Bahan Baku Tekstil Langka, Pelaku IKM Ramai-ramai Minta Solusi Pemerintah

Tim detikcom - detikFinance
Senin, 05 Jul 2021 09:31 WIB
Para pelaku Industri Kecil Menengah (IKM) tekstil dan sarung Majalaya, Kabupaten Bandung menjerit dikala pandemi COVID-19.
Foto: Wisma Putra
Jakarta -

Peraturan Menteri Keuangan (PMK) terkait Pemberlakuan Bea Masuk Tindakan Pengamanan Sementara (BMTPS)/Safeguards terhadap impor tekstil dan produk tekstil (TPT) sudah berjalan 1,5 tahun. Namun, para pelaku industri tersebut menilai belum merasakan perubahan terkait kelangkaan bahan baku tekstil.

Salah satu contohnya seperti dialami pelaku IKM di sektor konveksi di daerah soreang Kabupaten Bandung Jawa Barat, Asep Setia terkait jenis kain yang banyak digunakan oleh para pelaku IKM di sektor konveksi di daerahnya kini mengalami kelangkaan.

Jika stok dari jenis bahan baku tersebut ada, jumlahnya tidak dapat mencukupi permintaan dan kebutuhan yang tinggi, hal tersebut juga di perburuk dengan harga jual bahan baku tersebut yang mengalami kenaikan signifikan dengan rentang 20% sampai dengan 30% per yard nya.

Sebagai informasi tambahan bahwa jenis kain tersebut merupakan jenis jenis kain yang hanya dilakukan proses pencelupan atau printing di pabrik pencelupan lokal, sementara bahan baku dasar jenis kain (greige) masih melakukan impor dari negara lain.

Hal senada juga dirasakan pelaku IKM sektor konveksi lainnya, Jamal. Di mana menurutnya, kelangkaan bahan baku greige untuk industri knitting yang mana sebesar 90% digunakan untuk industri kreatif, terutama sebagai bahan baku dasar untuk tshirt dan lain lain sangatlah terasa, sehingga berimbas kepada output penjualan yang mengalami penurunan.

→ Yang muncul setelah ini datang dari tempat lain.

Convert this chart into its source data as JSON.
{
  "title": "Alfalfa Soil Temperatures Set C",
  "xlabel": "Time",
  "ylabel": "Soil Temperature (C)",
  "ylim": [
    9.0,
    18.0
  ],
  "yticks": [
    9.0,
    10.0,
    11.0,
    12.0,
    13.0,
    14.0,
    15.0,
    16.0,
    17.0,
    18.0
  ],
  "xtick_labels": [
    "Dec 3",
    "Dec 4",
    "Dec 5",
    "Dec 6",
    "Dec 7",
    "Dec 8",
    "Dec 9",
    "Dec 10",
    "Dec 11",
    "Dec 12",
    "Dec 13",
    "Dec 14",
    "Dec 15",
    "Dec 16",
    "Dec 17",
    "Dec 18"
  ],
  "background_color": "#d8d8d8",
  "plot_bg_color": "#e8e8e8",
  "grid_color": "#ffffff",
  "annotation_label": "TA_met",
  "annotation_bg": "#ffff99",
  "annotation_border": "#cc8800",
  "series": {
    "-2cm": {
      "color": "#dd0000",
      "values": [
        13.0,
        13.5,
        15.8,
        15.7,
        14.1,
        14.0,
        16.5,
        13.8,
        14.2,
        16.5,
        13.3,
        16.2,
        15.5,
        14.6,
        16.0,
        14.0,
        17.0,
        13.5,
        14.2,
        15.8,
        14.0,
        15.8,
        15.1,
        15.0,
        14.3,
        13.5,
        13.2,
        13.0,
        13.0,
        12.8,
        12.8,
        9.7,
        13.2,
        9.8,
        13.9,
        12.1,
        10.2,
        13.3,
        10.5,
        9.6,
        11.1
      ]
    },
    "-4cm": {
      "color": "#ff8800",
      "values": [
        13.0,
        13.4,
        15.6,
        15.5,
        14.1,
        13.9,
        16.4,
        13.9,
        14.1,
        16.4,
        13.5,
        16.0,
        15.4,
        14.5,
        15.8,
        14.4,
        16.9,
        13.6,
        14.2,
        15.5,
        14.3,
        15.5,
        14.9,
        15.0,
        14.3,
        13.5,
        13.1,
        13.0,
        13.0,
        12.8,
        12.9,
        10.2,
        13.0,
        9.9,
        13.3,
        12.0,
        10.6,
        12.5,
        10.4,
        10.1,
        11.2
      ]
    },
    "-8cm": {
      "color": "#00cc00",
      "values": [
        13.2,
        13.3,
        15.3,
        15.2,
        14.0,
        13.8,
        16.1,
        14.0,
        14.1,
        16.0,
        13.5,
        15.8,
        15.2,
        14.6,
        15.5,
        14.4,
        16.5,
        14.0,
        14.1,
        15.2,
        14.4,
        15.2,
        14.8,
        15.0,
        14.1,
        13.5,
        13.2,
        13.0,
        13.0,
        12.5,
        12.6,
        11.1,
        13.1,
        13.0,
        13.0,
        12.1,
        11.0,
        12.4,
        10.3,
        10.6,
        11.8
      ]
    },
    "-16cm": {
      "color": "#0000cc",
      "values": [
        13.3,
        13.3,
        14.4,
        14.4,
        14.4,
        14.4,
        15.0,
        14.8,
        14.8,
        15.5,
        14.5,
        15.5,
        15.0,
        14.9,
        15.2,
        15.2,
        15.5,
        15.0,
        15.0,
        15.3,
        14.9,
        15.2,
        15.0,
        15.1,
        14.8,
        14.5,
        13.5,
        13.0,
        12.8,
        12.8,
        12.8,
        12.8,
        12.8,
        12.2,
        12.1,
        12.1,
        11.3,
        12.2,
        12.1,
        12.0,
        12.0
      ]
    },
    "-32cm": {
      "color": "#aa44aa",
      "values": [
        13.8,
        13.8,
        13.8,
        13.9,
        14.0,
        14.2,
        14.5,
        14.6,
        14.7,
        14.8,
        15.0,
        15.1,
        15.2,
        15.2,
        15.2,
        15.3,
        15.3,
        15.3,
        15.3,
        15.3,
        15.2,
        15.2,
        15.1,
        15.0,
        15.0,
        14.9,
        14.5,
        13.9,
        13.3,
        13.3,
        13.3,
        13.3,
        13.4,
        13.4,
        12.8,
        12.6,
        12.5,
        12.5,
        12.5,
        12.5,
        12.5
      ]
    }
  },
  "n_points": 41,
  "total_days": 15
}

Hal Senada juga disampaikan Hariadi yang merupakan IKM konveksi di daerah Laweyan Kota Surakarta Jawa tengah, yang menjelaskan terkait komoditas bahan baku dasar (greige) based cotton dan rayon yang kini menjadi sangat langka, adapun terkait harga bahan baku tersebut juga terjadi kenaikan harga yang signifikan.

Selain itu, ada juga pabrikan produksi pencelupan di daerah Wiradesa kota Pekalongan, Jawa Tengah yang bahkan saat ini hanya dapat berproduksi apabila hanya ada pesanan. Dimana beberapa pabrik tersebut memiliki ketersedian bahan baku yang terbatas, itu pun hanya mereka peruntukan bagi para customer lama mereka, tentu saja kejadian itu menjadi kendala yang dikarenakan kelangkaan bahan baku. Sehingga bagi para pelaku IKM khususnya di sektor konveksi di daerah tersebut harus mencari daerah lain atau cara lain guna dapat memenuhi kebutuhan bahan baku mereka.